Muncie mother suing Ball State over handling of sexual activity among children

MUNCIE – A Muncie mother says her son was bullied and called a child molester because Ball State University mishandled a case involving sexual activity among students at a school on the university’s campus.

The complaint centers around an investigation at the Burris Laboratory School, where Ball State students work as student teachers.

The mother, identified as Jane Doe in the complaint, says her son was one of several boys younger than 10 years old who were routinely left unsupervised and had access to pornographic materials on school computers.

“(The students had) unrestricted access to YouTube, the internet, the iPads, the laptops, school computers, to look at whatever they wanted,” said the mother’s attorney, Thomas Blessing.

According to the complaint, after the boys watched pornographic videos and animated games, they would get together and imitate the sexual activity in the school library and in an unsupervised classroom. The boys would also perform oral sex on each other while unsupervised in a bathroom at the school.

“Usually we worry about kids saying things that they may have heard on TV or in a movie,” Blessing said. “Well, these boys were reenacting things that they saw.”

In late 2011, the mother says her son was falsely identified as being the instigator of the sexual activity and her son’s name was released to some members of the public.
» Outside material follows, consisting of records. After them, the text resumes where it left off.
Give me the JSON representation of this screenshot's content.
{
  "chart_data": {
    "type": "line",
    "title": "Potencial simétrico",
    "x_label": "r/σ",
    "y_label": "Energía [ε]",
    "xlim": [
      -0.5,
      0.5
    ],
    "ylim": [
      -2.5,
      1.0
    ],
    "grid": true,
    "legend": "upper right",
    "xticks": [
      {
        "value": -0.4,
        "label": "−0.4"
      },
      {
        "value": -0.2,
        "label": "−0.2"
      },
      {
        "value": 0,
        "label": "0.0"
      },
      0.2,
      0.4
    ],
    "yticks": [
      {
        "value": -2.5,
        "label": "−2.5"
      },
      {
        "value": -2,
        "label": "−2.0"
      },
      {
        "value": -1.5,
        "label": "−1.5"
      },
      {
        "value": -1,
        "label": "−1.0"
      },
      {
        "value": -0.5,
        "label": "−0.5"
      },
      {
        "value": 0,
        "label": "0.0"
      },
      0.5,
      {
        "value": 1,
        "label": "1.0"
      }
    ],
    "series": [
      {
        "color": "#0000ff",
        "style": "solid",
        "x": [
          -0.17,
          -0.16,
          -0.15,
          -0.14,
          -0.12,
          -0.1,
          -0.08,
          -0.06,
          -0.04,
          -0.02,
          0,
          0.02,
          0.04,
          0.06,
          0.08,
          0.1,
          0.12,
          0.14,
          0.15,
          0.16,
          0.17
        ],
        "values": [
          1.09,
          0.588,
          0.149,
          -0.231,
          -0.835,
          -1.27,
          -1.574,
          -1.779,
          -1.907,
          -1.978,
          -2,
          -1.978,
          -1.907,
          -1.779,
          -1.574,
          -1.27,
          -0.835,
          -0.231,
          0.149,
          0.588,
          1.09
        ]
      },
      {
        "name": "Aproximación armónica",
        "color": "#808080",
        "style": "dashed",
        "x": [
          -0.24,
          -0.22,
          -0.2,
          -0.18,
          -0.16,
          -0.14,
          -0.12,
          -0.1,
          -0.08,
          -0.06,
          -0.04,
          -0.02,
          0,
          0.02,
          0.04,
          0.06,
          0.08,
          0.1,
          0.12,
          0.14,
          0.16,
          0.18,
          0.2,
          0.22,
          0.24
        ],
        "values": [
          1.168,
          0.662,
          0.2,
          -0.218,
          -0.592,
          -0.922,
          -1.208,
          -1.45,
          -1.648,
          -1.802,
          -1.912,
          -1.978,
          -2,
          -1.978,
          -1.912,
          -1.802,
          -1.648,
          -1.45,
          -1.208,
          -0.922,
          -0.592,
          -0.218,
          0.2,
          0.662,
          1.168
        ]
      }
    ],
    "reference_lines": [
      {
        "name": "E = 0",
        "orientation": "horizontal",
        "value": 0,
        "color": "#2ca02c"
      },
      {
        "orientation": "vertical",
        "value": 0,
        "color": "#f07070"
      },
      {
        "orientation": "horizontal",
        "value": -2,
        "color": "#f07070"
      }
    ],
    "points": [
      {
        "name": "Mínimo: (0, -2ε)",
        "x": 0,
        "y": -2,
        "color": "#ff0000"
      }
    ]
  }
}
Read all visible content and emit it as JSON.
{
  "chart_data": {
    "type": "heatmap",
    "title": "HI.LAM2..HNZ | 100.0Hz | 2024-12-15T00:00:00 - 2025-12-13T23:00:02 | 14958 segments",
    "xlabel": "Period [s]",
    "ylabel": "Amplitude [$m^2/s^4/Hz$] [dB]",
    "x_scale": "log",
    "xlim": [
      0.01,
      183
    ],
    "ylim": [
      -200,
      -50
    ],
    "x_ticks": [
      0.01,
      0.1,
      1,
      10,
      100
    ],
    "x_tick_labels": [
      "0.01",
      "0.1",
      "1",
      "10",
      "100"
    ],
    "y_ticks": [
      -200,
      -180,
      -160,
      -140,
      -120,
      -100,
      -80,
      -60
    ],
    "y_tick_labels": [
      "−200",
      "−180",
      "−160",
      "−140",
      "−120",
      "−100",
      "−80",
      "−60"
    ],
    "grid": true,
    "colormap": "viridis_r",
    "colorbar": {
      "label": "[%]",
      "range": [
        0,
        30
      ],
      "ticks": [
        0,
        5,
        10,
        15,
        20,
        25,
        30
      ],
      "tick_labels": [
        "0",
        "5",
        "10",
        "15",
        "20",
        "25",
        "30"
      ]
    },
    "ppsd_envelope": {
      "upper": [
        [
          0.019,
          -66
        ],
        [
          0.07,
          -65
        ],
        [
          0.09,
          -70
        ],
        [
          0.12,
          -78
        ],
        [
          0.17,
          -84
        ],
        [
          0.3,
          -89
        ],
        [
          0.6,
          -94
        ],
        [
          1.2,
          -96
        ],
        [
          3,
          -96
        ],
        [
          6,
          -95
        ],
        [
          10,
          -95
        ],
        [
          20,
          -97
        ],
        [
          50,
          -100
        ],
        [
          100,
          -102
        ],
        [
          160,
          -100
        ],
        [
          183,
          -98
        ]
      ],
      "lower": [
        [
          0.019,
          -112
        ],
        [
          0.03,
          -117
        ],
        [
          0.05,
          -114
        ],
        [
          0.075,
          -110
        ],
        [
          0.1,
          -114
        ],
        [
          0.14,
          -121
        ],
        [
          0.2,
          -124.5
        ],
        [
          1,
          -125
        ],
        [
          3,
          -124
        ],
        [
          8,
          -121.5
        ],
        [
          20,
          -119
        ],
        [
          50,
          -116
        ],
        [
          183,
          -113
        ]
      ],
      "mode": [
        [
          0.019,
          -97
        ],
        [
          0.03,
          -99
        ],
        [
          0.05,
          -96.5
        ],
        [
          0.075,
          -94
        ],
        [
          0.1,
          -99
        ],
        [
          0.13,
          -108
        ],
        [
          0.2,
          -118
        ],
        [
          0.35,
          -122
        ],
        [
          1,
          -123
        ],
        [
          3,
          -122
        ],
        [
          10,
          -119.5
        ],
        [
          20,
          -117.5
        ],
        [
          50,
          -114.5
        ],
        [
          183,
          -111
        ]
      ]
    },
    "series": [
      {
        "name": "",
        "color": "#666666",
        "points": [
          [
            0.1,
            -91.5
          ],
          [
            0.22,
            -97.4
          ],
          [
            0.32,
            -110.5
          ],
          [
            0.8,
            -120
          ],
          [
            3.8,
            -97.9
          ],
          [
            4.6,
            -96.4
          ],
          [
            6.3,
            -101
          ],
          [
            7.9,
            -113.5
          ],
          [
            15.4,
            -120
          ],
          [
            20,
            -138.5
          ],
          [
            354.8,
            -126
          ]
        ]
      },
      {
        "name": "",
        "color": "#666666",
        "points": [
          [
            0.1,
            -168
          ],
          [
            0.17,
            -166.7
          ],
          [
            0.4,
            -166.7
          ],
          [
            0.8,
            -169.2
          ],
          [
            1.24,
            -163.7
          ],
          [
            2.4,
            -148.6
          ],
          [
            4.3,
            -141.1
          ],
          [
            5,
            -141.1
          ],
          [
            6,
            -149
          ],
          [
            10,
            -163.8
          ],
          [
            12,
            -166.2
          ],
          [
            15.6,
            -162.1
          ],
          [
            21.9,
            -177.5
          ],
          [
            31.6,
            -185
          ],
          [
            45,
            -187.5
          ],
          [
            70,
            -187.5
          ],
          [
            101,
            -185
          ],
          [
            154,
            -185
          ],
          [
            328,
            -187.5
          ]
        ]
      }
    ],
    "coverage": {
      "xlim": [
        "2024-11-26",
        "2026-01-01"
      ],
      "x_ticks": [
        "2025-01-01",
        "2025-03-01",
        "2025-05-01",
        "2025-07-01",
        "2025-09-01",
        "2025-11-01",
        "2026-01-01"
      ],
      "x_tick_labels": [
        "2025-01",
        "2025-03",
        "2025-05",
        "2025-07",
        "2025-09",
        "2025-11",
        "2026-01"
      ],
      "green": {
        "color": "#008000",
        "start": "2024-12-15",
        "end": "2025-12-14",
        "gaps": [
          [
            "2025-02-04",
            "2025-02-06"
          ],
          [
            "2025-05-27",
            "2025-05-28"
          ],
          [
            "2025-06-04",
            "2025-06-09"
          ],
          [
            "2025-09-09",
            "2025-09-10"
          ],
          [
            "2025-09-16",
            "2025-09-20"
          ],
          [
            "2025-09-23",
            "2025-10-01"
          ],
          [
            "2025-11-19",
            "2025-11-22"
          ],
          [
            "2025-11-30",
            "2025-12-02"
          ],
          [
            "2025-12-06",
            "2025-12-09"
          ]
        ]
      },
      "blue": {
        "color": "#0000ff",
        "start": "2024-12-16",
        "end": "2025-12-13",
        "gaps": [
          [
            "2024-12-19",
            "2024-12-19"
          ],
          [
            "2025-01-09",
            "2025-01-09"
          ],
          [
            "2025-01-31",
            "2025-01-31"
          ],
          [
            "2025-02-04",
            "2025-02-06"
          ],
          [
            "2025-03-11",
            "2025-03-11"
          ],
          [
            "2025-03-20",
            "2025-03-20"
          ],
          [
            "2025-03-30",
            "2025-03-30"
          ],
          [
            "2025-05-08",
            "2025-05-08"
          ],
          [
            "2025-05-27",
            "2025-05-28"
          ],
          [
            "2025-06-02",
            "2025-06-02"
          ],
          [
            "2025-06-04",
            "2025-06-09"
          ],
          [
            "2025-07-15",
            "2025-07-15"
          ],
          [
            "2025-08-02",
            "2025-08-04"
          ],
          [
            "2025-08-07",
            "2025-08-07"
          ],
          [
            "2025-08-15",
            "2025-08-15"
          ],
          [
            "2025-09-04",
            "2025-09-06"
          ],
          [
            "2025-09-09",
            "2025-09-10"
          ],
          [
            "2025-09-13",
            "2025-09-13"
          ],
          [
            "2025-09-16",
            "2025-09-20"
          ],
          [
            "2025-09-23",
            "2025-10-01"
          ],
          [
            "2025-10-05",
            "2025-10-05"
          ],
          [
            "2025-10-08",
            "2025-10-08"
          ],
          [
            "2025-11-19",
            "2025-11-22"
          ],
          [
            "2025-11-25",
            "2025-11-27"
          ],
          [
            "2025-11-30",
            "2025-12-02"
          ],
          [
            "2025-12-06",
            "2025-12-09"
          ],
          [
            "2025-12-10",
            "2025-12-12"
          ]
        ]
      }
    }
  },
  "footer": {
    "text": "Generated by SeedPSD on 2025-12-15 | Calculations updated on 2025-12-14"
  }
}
That, she claims, led to her son being bullied at school and being labeled a child molester by some parents in the community. She has since moved her son to a different school.

The complaint is seeking monetary damages among other things.

“She wants people to be held accountable,” Blessing said. “Whether it’s the teacher, the aides in that classroom, other teachers at Burris School, all need to understand that they have a very serious responsibility to supervise these kids.”

A Ball State spokesman told Fox 59 it is the university’s policy not to comment on pending litigation. But he did point to the Burris School’s current student handbook, which spells out the current policy on students accessing the internet:

“Students utilizing Burris provided Internet access must first have the permission of and must be supervised by the Burris Laboratory School’s professional staff. Students utilizing school-provided Internet access are responsible for good behavior on-line just as they are in a classroom or other area of the school.”

The university has not responded to Fox59’s question about whether the policy has been added or altered as a result of the lawsuit.